Solved: Re: Output Multiple Datasets in Datastep with indirect name references

jlevine · Posted 11-16-2009 09:27 AM

I want to output multiple datasets from a single data step, but I want the "if" statement that determines which data set to which I output a given record to be determined from the value of a variable.

For example, I want to process data and loop through a set of MARKET_IDs, calculating various information for that market, and then output the data to a data set for each market.
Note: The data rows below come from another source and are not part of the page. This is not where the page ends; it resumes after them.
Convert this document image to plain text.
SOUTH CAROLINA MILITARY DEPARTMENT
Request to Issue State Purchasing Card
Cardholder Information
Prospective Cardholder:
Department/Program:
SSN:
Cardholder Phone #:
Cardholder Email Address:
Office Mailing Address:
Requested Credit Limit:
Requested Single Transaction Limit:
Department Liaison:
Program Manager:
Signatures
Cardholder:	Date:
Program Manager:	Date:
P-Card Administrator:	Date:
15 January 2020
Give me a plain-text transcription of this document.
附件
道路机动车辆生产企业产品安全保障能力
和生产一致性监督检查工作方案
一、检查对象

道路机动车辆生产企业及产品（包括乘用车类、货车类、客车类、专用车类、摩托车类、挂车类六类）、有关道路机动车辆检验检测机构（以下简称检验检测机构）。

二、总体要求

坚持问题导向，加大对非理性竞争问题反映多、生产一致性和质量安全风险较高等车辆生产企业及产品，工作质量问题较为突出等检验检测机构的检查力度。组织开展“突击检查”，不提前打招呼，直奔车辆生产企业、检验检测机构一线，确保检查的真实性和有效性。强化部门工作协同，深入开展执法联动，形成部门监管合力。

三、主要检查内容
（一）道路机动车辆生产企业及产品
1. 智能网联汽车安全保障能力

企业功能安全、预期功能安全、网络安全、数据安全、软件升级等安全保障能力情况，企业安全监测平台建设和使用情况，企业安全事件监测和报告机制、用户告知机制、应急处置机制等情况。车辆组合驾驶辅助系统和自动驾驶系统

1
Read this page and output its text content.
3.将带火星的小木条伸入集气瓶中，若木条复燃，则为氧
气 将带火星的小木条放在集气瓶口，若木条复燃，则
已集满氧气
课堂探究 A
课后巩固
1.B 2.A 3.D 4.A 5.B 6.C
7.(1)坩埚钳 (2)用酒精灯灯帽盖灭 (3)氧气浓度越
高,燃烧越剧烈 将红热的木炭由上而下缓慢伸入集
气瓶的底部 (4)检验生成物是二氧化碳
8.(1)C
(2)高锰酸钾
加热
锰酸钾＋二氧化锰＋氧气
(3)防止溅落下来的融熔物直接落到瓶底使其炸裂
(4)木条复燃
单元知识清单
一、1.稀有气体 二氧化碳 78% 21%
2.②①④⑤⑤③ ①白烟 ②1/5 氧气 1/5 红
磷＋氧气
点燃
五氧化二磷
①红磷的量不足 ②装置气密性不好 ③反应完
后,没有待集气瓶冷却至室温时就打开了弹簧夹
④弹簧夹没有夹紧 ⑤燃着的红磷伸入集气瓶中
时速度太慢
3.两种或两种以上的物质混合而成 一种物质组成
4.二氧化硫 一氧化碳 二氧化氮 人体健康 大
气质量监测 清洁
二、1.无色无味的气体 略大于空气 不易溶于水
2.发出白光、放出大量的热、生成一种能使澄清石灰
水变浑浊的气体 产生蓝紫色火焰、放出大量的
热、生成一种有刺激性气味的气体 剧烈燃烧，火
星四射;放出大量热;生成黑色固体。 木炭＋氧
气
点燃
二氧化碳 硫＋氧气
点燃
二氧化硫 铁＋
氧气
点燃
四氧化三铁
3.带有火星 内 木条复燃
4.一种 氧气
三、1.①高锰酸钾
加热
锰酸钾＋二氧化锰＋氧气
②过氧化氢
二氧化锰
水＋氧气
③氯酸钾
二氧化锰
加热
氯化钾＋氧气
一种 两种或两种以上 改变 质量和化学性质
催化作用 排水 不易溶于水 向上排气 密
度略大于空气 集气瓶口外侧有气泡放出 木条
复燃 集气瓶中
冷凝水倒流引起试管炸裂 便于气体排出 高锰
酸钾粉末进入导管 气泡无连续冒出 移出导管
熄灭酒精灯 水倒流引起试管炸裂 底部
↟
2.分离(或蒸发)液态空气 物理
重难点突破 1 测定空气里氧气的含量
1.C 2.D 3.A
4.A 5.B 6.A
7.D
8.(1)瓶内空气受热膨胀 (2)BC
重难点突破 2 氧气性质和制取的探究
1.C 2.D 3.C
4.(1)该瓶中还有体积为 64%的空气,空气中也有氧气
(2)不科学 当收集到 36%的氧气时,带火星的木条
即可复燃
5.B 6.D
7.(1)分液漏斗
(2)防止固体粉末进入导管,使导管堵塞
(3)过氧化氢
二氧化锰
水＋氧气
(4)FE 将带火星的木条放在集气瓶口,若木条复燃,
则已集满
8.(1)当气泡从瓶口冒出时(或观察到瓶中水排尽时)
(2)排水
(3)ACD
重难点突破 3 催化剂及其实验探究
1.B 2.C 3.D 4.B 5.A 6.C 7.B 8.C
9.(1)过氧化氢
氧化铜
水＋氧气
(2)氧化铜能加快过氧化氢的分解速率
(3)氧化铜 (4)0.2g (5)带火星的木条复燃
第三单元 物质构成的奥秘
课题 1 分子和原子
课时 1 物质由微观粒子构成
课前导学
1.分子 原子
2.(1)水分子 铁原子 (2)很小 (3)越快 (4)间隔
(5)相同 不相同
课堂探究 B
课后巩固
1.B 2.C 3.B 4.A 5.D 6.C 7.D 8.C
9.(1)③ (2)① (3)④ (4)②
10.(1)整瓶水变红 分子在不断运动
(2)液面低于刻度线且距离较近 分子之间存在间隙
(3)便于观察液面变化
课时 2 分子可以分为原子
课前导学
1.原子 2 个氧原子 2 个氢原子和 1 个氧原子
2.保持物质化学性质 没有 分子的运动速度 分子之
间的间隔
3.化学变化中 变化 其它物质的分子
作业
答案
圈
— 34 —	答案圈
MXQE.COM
I know how to do this using if-then-else constructs, but that takes a lot of processing time given that I have 9 million+ customer records that I want to output to 1500+ market data sets. I currently have this written using macro code, but here is a simplified version of what I am doing:

data market1 market2 market3;
set customer_data;
do market_id=1 to 3;
*do a bunch of calculations here;
if market_id=1 then output market1;
else if market_id=2 then output market2;
else if market_id=3 then output market3;
end;
run;

The problem is that with 1500+ output datasets, a given record has to go through on average 750 if-then checks before it finds its home. I would like something like this (which I know does not work because call symput only populates the variable at the end of the data step, not in the middle).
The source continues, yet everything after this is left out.